Sur les frais liés au litige :
16. Aux termes des dispositions de l’article L. 761-1 du code de justice administrative : « Dans toutes les instances, le juge condamne la partie tenue aux dépens ou, à défaut, la partie perdante, à payer à l’autre partie la somme qu’il détermine, au titre des frais exposés et non compris dans les dépens. Le juge tient compte de l’équité ou de la situation économique de la partie condamnée. Il peut, même d’office, pour des raisons tirées des mêmes considérations, dire qu’il n’y a pas lieu à cette condamnation ».
17. Les dispositions précitées font obstacle à ce que soit mise à la charge de l’Etat, qui n’est pas la partie perdante dans la présente instance, la somme demandée dans la requête au titre des frais exposés et non compris dans les dépens.
DECIDE :
Article 1er : La requête de Mmes H et autres est rejetée.

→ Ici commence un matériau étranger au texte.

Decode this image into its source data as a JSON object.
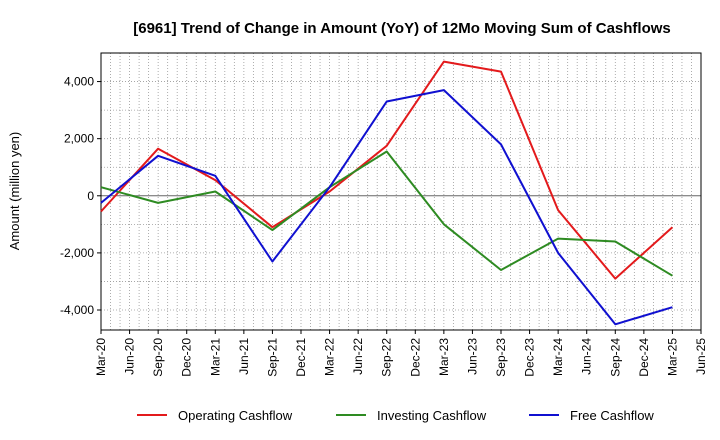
{
  "chart_data": {
    "type": "line",
    "title": "[6961]  Trend of Change in Amount (YoY) of 12Mo Moving Sum of Cashflows",
    "ylabel": "Amount (million yen)",
    "xlabel": "",
    "ylim": [
      -4700,
      5000
    ],
    "yticks": [
      -4000,
      -2000,
      0,
      2000,
      4000
    ],
    "ytick_labels": [
      "-4,000",
      "-2,000",
      "0",
      "2,000",
      "4,000"
    ],
    "categories": [
      "Mar-20",
      "Jun-20",
      "Sep-20",
      "Dec-20",
      "Mar-21",
      "Jun-21",
      "Sep-21",
      "Dec-21",
      "Mar-22",
      "Jun-22",
      "Sep-22",
      "Dec-22",
      "Mar-23",
      "Jun-23",
      "Sep-23",
      "Dec-23",
      "Mar-24",
      "Jun-24",
      "Sep-24",
      "Dec-24",
      "Mar-25",
      "Jun-25"
    ],
    "grid": true,
    "legend_position": "bottom",
    "series": [
      {
        "name": "Operating Cashflow",
        "color": "#e31a1c",
        "points": [
          [
            0,
            -550
          ],
          [
            2,
            1650
          ],
          [
            4,
            550
          ],
          [
            6,
            -1100
          ],
          [
            8,
            150
          ],
          [
            10,
            1750
          ],
          [
            12,
            4700
          ],
          [
            14,
            4350
          ],
          [
            16,
            -500
          ],
          [
            18,
            -2900
          ],
          [
            20,
            -1100
          ]
        ]
      },
      {
        "name": "Investing Cashflow",
        "color": "#2e8b22",
        "points": [
          [
            0,
            300
          ],
          [
            2,
            -250
          ],
          [
            4,
            150
          ],
          [
            6,
            -1200
          ],
          [
            8,
            300
          ],
          [
            10,
            1550
          ],
          [
            12,
            -1000
          ],
          [
            14,
            -2600
          ],
          [
            16,
            -1500
          ],
          [
            18,
            -1600
          ],
          [
            20,
            -2800
          ]
        ]
      },
      {
        "name": "Free Cashflow",
        "color": "#1010d0",
        "points": [
          [
            0,
            -250
          ],
          [
            2,
            1400
          ],
          [
            4,
            700
          ],
          [
            6,
            -2300
          ],
          [
            8,
            300
          ],
          [
            10,
            3300
          ],
          [
            12,
            3700
          ],
          [
            14,
            1800
          ],
          [
            16,
            -2000
          ],
          [
            18,
            -4500
          ],
          [
            20,
            -3900
          ]
        ]
      }
    ]
  }
}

Article 2 : Le présent jugement sera notifié à Mme F H, Mme D H, Mme I, M. K H, Mme B J et M. A H et au préfet du Nord.
Rendu public par mise à disposition au greffe le 27 juin 2025.
Le président du tribunal,
Signé
E. KolbertLa greffière,
Signé
J. Deregnieaux
La République mande et ordonne au préfet du Nord en ce qui le concerne ou à tous commissaires de justice à ce requis en ce qui concerne les voies de droit commun contre les parties privées, de pourvoir à l’exécution du présent jugement.